I’ve heard that too (but nothing beyond speculation), and I’ve heard that Pages on iPad almost certainly uses a WebKit engine—that seems to be much more of a certainty, especially considering the state of UIKit’s limitations—and yes, nobody else is allowed to use that as an editable engine. Apps have been rejected for trying. Though I have to disagree on what WebKit is capable of. Line-spacing and indents would not be a problem for the CSS parsing aspect of it to handle. CSS can be set up to operate on a base font size, and then operating off of that, you can specify unit measurements relative to the font size. So a line spacing of 1.2 factor would be defined in CSS as “line-height: 1.2em”, which would proportionally increase according to the base font size. It is also capable of absolute sizing in pixel and point units bases. As for indenting, there is the text-indent CSS rule. By itself, it will indent the first line of a block (usually a paragraph) by absolute or ‘em’ unit. As a negative float, you can specify hanging indents; and with padding-left/right, it is possible to do full indents—blockquote style narrower margin sections (not intuitively, CSS margin rules are usually not the best solution here for various box model reasons). Meanwhile inter-paragraph spacing can be handled with block padding and/or margins as well. The whole RTF Spacing ruler would be trivial to implement in CSS.
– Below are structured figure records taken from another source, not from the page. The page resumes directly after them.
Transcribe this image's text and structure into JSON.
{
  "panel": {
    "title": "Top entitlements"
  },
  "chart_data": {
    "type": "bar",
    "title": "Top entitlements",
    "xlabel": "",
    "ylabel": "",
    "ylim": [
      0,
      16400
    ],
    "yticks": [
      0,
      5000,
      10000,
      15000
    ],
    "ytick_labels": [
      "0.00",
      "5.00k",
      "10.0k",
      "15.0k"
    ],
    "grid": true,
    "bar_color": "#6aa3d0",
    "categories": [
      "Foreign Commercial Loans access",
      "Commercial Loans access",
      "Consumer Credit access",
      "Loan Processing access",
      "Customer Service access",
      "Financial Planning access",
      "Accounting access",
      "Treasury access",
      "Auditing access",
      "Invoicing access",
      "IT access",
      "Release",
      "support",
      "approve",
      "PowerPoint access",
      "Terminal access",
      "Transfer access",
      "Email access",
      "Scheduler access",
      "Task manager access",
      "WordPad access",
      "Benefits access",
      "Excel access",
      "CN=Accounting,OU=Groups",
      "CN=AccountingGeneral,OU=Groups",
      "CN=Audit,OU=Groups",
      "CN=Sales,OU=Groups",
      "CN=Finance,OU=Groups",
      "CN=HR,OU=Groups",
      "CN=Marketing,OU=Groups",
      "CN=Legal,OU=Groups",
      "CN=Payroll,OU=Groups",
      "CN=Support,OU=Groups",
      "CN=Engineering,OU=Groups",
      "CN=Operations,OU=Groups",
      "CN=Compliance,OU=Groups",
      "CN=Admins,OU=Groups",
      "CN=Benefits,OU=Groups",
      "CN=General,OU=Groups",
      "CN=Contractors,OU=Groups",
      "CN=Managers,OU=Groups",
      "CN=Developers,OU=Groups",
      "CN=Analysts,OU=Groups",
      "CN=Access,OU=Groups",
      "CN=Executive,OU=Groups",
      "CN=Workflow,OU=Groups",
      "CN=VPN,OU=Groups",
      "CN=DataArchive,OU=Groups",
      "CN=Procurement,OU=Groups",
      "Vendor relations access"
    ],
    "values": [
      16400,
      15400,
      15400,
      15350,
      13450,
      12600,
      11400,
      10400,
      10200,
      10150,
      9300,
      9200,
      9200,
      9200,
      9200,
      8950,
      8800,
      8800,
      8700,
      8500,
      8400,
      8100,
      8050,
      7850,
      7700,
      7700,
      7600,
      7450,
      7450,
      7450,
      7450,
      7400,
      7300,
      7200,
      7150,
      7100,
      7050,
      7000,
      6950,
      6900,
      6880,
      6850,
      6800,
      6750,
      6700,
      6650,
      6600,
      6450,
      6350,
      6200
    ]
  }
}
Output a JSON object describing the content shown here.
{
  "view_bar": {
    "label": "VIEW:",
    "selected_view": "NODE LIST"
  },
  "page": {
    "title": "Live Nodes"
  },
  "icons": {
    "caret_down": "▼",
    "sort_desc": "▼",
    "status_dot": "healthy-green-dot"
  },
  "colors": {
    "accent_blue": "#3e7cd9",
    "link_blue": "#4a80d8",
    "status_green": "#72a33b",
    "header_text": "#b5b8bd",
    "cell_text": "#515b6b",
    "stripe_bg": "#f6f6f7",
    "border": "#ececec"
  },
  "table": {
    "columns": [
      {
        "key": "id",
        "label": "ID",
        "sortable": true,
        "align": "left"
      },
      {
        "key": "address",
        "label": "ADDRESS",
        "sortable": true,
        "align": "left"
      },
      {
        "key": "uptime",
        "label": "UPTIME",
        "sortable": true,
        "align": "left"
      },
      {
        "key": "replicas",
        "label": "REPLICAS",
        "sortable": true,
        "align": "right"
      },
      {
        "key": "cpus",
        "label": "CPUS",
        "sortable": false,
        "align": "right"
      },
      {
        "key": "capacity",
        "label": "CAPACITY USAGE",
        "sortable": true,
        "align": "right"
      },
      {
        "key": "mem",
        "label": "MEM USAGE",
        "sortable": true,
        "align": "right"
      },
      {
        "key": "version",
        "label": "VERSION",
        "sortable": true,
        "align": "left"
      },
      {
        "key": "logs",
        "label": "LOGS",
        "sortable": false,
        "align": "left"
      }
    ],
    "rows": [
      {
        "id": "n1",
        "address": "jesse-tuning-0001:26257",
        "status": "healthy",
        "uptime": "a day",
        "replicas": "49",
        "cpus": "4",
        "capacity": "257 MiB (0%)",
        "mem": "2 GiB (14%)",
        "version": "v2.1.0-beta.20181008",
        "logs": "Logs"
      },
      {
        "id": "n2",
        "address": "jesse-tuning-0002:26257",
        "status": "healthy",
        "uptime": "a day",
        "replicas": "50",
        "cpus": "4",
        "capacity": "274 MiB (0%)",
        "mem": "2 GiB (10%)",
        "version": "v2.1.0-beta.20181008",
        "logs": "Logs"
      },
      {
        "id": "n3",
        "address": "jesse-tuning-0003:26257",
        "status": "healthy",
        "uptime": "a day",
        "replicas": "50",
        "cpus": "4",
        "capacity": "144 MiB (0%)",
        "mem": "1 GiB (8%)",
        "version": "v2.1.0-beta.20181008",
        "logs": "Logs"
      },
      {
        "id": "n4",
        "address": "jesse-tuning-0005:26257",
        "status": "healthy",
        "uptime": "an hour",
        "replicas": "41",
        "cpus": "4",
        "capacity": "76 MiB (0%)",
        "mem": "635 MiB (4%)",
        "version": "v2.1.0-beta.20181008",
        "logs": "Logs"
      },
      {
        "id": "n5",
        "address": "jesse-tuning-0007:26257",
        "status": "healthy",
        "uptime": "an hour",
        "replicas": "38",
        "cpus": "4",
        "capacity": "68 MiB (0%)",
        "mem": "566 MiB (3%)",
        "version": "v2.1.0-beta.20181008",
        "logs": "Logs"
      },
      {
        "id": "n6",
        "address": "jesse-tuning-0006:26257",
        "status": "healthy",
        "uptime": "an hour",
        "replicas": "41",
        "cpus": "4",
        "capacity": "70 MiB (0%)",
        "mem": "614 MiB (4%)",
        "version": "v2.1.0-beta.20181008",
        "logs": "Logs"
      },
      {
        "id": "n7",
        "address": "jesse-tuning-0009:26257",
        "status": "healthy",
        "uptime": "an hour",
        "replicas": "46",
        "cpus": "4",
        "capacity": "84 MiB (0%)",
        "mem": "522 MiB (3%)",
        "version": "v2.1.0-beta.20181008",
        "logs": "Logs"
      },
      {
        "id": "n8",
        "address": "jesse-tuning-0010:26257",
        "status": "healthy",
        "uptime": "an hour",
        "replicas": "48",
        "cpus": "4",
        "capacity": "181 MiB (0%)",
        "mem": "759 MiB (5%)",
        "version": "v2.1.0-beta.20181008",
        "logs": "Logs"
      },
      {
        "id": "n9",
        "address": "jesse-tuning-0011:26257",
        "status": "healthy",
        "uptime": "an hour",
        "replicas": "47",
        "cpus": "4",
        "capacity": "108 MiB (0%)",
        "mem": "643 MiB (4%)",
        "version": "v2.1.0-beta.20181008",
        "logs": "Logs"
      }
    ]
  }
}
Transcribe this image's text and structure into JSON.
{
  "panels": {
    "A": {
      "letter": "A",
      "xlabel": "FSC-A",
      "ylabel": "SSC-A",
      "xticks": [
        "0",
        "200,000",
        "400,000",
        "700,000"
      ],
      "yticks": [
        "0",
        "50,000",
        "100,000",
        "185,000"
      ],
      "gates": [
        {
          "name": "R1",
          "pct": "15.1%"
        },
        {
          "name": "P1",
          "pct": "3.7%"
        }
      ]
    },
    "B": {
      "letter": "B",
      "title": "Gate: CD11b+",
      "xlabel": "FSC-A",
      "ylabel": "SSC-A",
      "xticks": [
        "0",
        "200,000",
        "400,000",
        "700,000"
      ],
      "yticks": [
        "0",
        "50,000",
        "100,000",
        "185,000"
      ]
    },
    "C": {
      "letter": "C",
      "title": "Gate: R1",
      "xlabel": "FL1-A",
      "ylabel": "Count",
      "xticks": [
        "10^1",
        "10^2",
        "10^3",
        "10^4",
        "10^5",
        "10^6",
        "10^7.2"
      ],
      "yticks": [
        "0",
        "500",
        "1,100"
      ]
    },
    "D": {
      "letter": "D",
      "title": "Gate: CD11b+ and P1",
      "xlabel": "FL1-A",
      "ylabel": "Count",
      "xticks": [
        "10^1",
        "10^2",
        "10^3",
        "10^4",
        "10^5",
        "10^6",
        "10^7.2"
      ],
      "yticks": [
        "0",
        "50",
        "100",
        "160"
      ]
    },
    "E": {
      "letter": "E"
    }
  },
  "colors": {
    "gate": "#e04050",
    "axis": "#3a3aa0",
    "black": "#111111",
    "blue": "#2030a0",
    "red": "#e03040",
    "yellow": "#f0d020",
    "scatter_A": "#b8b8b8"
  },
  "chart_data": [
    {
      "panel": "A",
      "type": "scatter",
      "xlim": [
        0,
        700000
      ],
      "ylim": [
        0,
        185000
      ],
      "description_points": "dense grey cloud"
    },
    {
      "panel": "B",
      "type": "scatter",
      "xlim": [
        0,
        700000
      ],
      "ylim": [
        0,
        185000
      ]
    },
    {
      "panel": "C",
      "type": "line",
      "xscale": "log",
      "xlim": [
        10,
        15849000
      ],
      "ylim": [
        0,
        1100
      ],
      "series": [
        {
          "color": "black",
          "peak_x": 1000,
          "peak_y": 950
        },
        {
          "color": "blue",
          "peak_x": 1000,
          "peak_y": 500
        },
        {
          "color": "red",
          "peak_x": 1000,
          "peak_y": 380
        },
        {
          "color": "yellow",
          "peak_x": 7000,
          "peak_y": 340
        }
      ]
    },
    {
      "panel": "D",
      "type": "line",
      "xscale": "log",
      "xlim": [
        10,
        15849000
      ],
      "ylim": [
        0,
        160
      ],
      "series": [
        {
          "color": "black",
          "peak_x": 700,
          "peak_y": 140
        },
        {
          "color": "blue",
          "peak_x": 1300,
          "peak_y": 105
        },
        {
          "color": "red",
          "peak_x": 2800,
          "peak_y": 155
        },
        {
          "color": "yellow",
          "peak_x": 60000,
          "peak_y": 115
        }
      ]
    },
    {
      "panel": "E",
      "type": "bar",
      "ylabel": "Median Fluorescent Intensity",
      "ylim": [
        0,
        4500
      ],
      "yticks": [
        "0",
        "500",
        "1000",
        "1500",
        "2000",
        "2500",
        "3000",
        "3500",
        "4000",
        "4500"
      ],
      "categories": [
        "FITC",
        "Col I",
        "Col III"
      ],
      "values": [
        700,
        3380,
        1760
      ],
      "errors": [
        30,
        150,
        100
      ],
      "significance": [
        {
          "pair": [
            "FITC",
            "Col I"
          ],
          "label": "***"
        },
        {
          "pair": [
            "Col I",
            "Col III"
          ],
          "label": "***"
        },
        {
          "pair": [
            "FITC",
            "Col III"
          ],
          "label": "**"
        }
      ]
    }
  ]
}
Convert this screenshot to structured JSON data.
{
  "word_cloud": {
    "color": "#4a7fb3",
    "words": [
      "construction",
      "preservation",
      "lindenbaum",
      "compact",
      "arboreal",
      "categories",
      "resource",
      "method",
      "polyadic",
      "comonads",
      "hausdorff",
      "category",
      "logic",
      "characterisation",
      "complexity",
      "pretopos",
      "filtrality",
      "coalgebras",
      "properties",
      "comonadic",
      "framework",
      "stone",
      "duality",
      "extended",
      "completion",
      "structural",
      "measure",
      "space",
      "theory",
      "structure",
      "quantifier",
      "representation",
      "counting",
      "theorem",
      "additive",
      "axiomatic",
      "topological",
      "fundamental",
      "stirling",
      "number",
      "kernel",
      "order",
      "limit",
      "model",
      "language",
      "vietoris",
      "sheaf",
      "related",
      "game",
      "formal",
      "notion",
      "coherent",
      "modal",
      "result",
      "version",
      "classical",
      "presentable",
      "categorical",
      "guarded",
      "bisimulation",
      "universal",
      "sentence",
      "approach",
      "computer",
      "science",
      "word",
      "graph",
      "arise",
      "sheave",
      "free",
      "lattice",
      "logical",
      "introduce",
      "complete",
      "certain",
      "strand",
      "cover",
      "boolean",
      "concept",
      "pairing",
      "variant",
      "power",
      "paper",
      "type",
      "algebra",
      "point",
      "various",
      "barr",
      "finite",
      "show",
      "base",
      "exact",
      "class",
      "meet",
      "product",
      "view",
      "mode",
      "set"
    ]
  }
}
CSS 2.1 is capable of nearly every typographic convention used in word processors, what it definitely is weak in is text flow. Columns, for instance, are very difficult to handle correctly. True columns are height restrained and flow from one to another; virtually impossible with raw HTML/CSS2 as there is no good way to say, “content from container W should flow into container X and when W+X overflows, build containers Y & Z”. However, with WebKit using CSS 3 (which I’m relative sure it is nearly fully capable of by now), there are better techniques than the old hacks for doing this.
Isn’t WebKit heavily based upon the Open Source Konqueror HTML rendering engine though? I always understood it that Apple was basically using the OSS engine nearly verbatim, and I suppose I reinforced that notion when WebKit and Konqueror both came out with CSS3 support nearly simultaneously. That was years ago though, it could be that by now Apple has forked it far enough that it is no longer recogniseable from its roots.
All of that aside, the ability to manipulate it as one would an RTF editor is definitely Apple. Whatever OSS rendering engine is going on in the base of it, they’ve done all of the wiring between Cocoa and it, making it possible to real-time edit. If they’d just let everyone else in on the game, that would be fantastic.
One further thing: I wouldn’t be shocked if Pages (for the desktop) uses a more robust XML than XHTML, but is something based on XHTML and CSS. Thus they needn’t re-invent the wheel, but can build off of a fairly solid text rendering environment.